Tuesday, January 17, 2006

Lovecraftiana: Winifred Virginia Jordan, Part I.

The April 1920 Gallomo [1] letter described another wonderful dream of Lovecraft's which he had a few years earlier [2]. However, and for once, someone had out dreamed him!

"A singular dream ...led me to start a ... story about a terrible forest, a sinister beach, and a blue ominous sea."











Um, HPL? Have you ever seen a beautiful Greek isle?

Oh, sorry, I was day dreaming. Well, let's get back to Mr.
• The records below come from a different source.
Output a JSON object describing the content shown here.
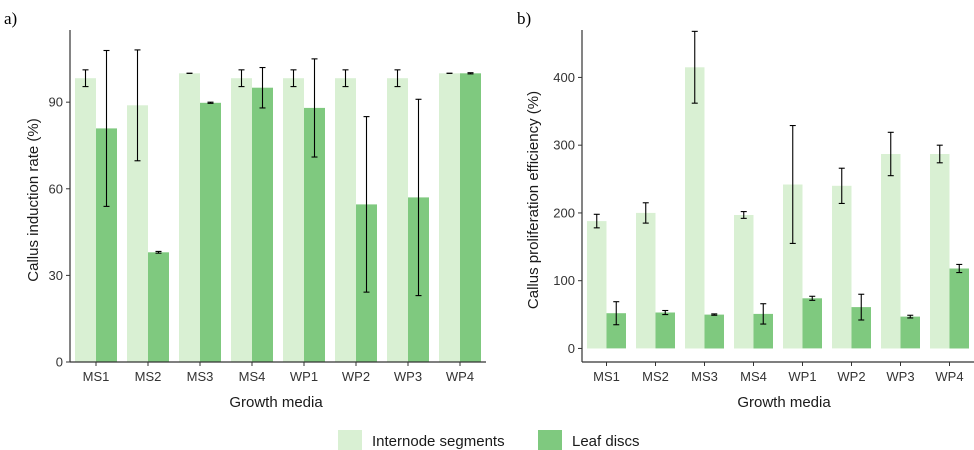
{
  "colors": {
    "internode": "#d9f0d3",
    "leaf": "#7fc97f",
    "axis": "#333333",
    "error": "#000000"
  },
  "legend": {
    "items": [
      {
        "label": "Internode segments",
        "color": "#d9f0d3"
      },
      {
        "label": "Leaf discs",
        "color": "#7fc97f"
      }
    ]
  },
  "chart_data": [
    {
      "panel": "a)",
      "type": "bar",
      "xlabel": "Growth media",
      "ylabel": "Callus induction rate (%)",
      "ylim": [
        0,
        115
      ],
      "yticks": [
        0,
        30,
        60,
        90
      ],
      "grid": false,
      "categories": [
        "MS1",
        "MS2",
        "MS3",
        "MS4",
        "WP1",
        "WP2",
        "WP3",
        "WP4"
      ],
      "series": [
        {
          "name": "Internode segments",
          "values": [
            98.3,
            88.9,
            100,
            98.3,
            98.3,
            98.3,
            98.3,
            100
          ],
          "err": [
            2.9,
            19.2,
            0,
            2.9,
            2.9,
            2.9,
            2.9,
            0
          ]
        },
        {
          "name": "Leaf discs",
          "values": [
            80.9,
            38.0,
            89.8,
            95.0,
            88.0,
            54.6,
            57.0,
            100
          ],
          "err": [
            27,
            0.3,
            0.2,
            7,
            17,
            30.4,
            34,
            0.2
          ]
        }
      ]
    },
    {
      "panel": "b)",
      "type": "bar",
      "xlabel": "Growth media",
      "ylabel": "Callus proliferation efficiency (%)",
      "ylim": [
        -20,
        470
      ],
      "yticks": [
        0,
        100,
        200,
        300,
        400
      ],
      "grid": false,
      "categories": [
        "MS1",
        "MS2",
        "MS3",
        "MS4",
        "WP1",
        "WP2",
        "WP3",
        "WP4"
      ],
      "series": [
        {
          "name": "Internode segments",
          "values": [
            188,
            200,
            415,
            197,
            242,
            240,
            287,
            287
          ],
          "err": [
            10,
            15,
            53,
            5,
            87,
            26,
            32,
            13
          ]
        },
        {
          "name": "Leaf discs",
          "values": [
            52,
            53,
            50,
            51,
            74,
            61,
            47,
            118
          ],
          "err": [
            17,
            3,
            1,
            15,
            3,
            19,
            2,
            6
          ]
        }
      ]
    }
  ]
}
Lovecarft's story.

He continues, "After writing one paragraph I was stalled, but happened to send it to Mrs. Jordan [3]. Fancy my surprise when the poetess replied that she had had a precisely similar dream ... a piece of the shore had broken off, carrying her out to sea. A green meadow had loomed up on the left hand side, and horrible entities seemed to be hiding among the trees of the awful forest behind her. The piece of earth on which she was drifting was slowly crumbling away, yet this form of death seemed preferable to that which the forest things would have inflicted. And then she heard the sound of a distant waterfall and ... a kind of singing in the green meadow {woke her]. I abandoned my plan ... used my opening paragraph ... {and I wrote a story around her dream}."

Lovecraft was one of history's greatest dreamers. This time, he'd met his dream match.

[1] The Gallomo was a group of amateur writers. Back in the day, there were no forums or e-mail, so amateur writers circulated their manuscript drafts via USPS along with news, comments, and opinions on the news of the day. Each writer would review, pencil in errors, changes, and suggestions, and pass it on the the next person, until it made the "rounds". This group consisted of Alfred Galpin, Howard Lovecraft, and Maurice Moe, i.e. Gal-lo-mo.

[2] An H. P. Lovecraft Encyclopedia, Joshi & Schultz, 2001, p. 101, 102

[2] Winifred Virginia Jordan (Jasckson) wrote under the pseudonym of Elizabeth Berkeley.

[3] H. P. Lovecraft: Letters to Alfred Galpin, Joshi & Schultz, 2003, p. 82, 83.